Gulen provavelmente não seria contrário às “reformas” realizadas por Erdogan e que engatilharam os protestos de 2013: álcool não pode ser vendido entre 10 da noite e 6 da manhã, casais deveriam ter no mínimo três filhos, mas o ideal seriam cinco. Nesse contexto, a pílula do aborto foi banida. Em suma, tanto Erdogan quanto Gulen parecem ter discursos semelhantes. A diferença é que Erdogan foi preso em 1998 após ter lido um poema a incitar islâmicos radicais. Em 2002, quando o AKP venceu a primeira eleição geral, tudo levava a crer que Erdogan havia se tornado mais pragmático. Por sua vez, já instalado na Pensilvânia, Gulen foi absolvido in absentia na Turquia.

Hizmet é um movimento, não uma legenda, cujos integrantes têm carteirinha. Seus seguidores, como os de dúbias seitas evangélicas brasileiras, oferecem entre 5% e 20% de suas rendas ao movimento. O programa dessa espécie de seita parece convincente para israelenses e norte-americanos, especialmente se inquietados por um premier islamita: um Islã tolerante, mais altruísmo, trabalho e educação. O pragmático, agora, parece ser Gulen. Mas será que ele só quer o poder de Erdogan? Gulen teria fotos de líderes próximos a Erdogan envolvidos em casos extramaritais...

Israel, ligado ou não a Gulen, certamente esfrega as mãos ao ver a briga entre o clérigo e o premier.
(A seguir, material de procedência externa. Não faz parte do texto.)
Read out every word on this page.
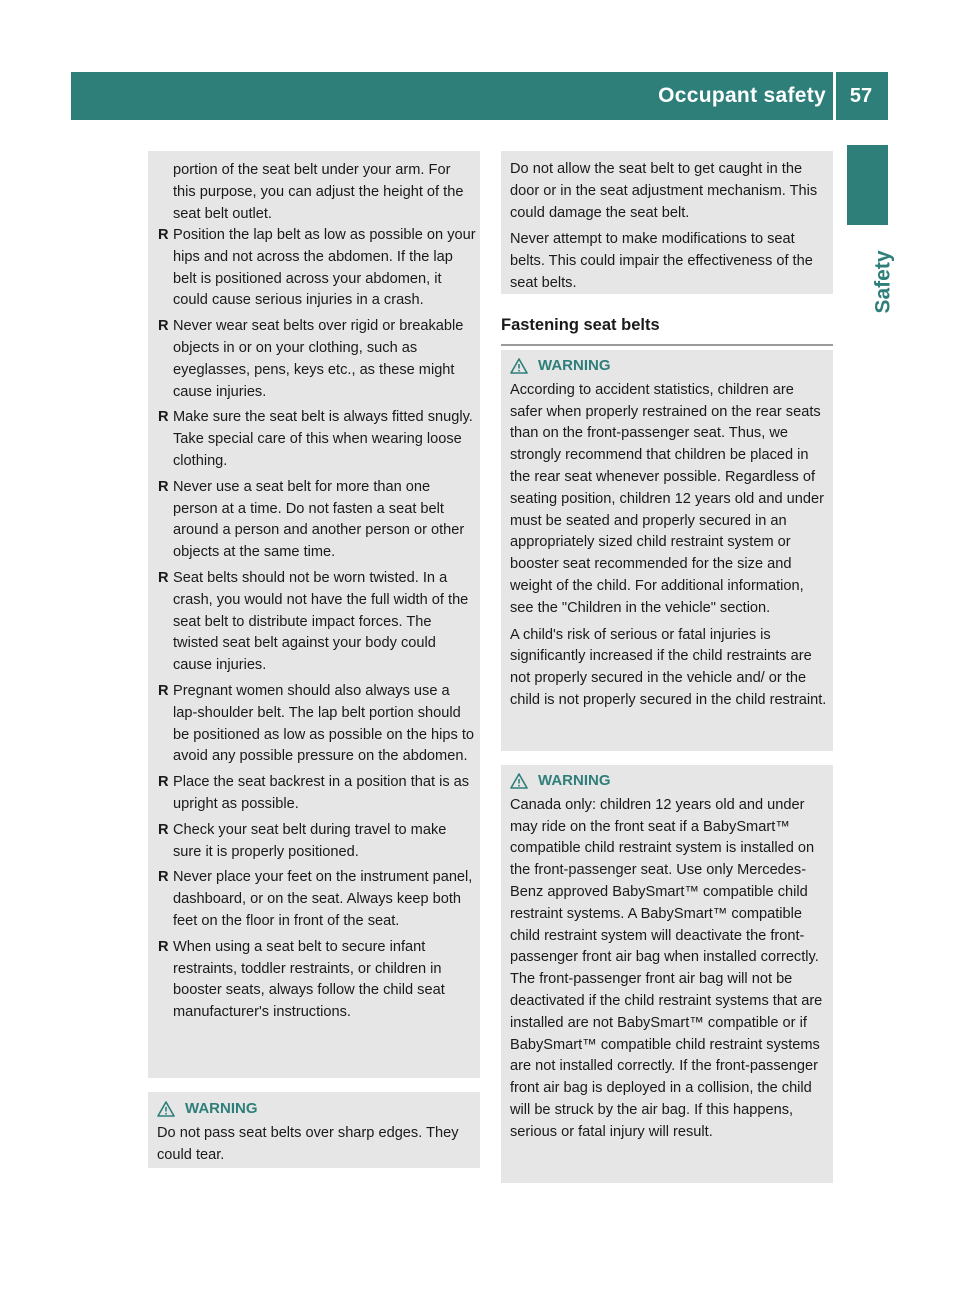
Occupant safety	57
Safety
portion of the seat belt under your arm. For this purpose, you can adjust the height of the seat belt outlet.
R Position the lap belt as low as possible on your hips and not across the abdomen. If the lap belt is positioned across your abdomen, it could cause serious injuries in a crash.
R Never wear seat belts over rigid or breakable objects in or on your clothing, such as eyeglasses, pens, keys etc., as these might cause injuries.
R Make sure the seat belt is always fitted snugly. Take special care of this when wearing loose clothing.
R Never use a seat belt for more than one person at a time. Do not fasten a seat belt around a person and another person or other objects at the same time.
R Seat belts should not be worn twisted. In a crash, you would not have the full width of the seat belt to distribute impact forces. The twisted seat belt against your body could cause injuries.
R Pregnant women should also always use a lap-shoulder belt. The lap belt portion should be positioned as low as possible on the hips to avoid any possible pressure on the abdomen.
R Place the seat backrest in a position that is as upright as possible.
R Check your seat belt during travel to make sure it is properly positioned.
R Never place your feet on the instrument panel, dashboard, or on the seat. Always keep both feet on the floor in front of the seat.
R When using a seat belt to secure infant restraints, toddler restraints, or children in booster seats, always follow the child seat manufacturer's instructions.
WARNING
Do not pass seat belts over sharp edges. They could tear.

Do not allow the seat belt to get caught in the door or in the seat adjustment mechanism. This could damage the seat belt.

Never attempt to make modifications to seat belts. This could impair the effectiveness of the seat belts.

Fastening seat belts
WARNING

According to accident statistics, children are safer when properly restrained on the rear seats than on the front-passenger seat. Thus, we strongly recommend that children be placed in the rear seat whenever possible. Regardless of seating position, children 12 years old and under must be seated and properly secured in an appropriately sized child restraint system or booster seat recommended for the size and weight of the child. For additional information, see the "Children in the vehicle" section.

A child's risk of serious or fatal injuries is significantly increased if the child restraints are not properly secured in the vehicle and/ or the child is not properly secured in the child restraint.

WARNING
Canada only: children 12 years old and under may ride on the front seat if a BabySmart™ compatible child restraint system is installed on the front-passenger seat. Use only Mercedes-Benz approved BabySmart™ compatible child restraint systems. A BabySmart™ compatible child restraint system will deactivate the front-passenger front air bag when installed correctly. The front-passenger front air bag will not be deactivated if the child restraint systems that are installed are not BabySmart™ compatible or if BabySmart™ compatible child restraint systems are not installed correctly. If the front-passenger front air bag is deployed in a collision, the child will be struck by the air bag. If this happens, serious or fatal injury will result.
Uma recente contenda entre Tel-Aviv e Ancara remonta a 2010, quando nove turcos no navio Mavi Marmara, parte da “Flotilha da Liberdade” de duas ONGs que transportava 10 mil toneladas de ajuda humanitária para a Faixa de Gaza, foram mortos em águas internacionais pela Marinha israelense. Após intensa pressão de Washington, o premier, Benjamin Netanyahu finalmente pediu desculpas. No momento, Erdogan pede para os israelenses arrefecerem o bloqueio de Gaza e culpa Israel pelo golpe de Estado no Egito que derrubou Mohamed Morsi, da Irmandade Muçulmana. Uma reconciliação entre a Turquia e Israel às vésperas de eleições não seria um ato positivo para a popularidade de Erdogan. E uma consequente animosidade com os EUA de Barack Obama também não faz mal para Erdogan, ainda o candidato mais forte para vencer as próximas presidenciais.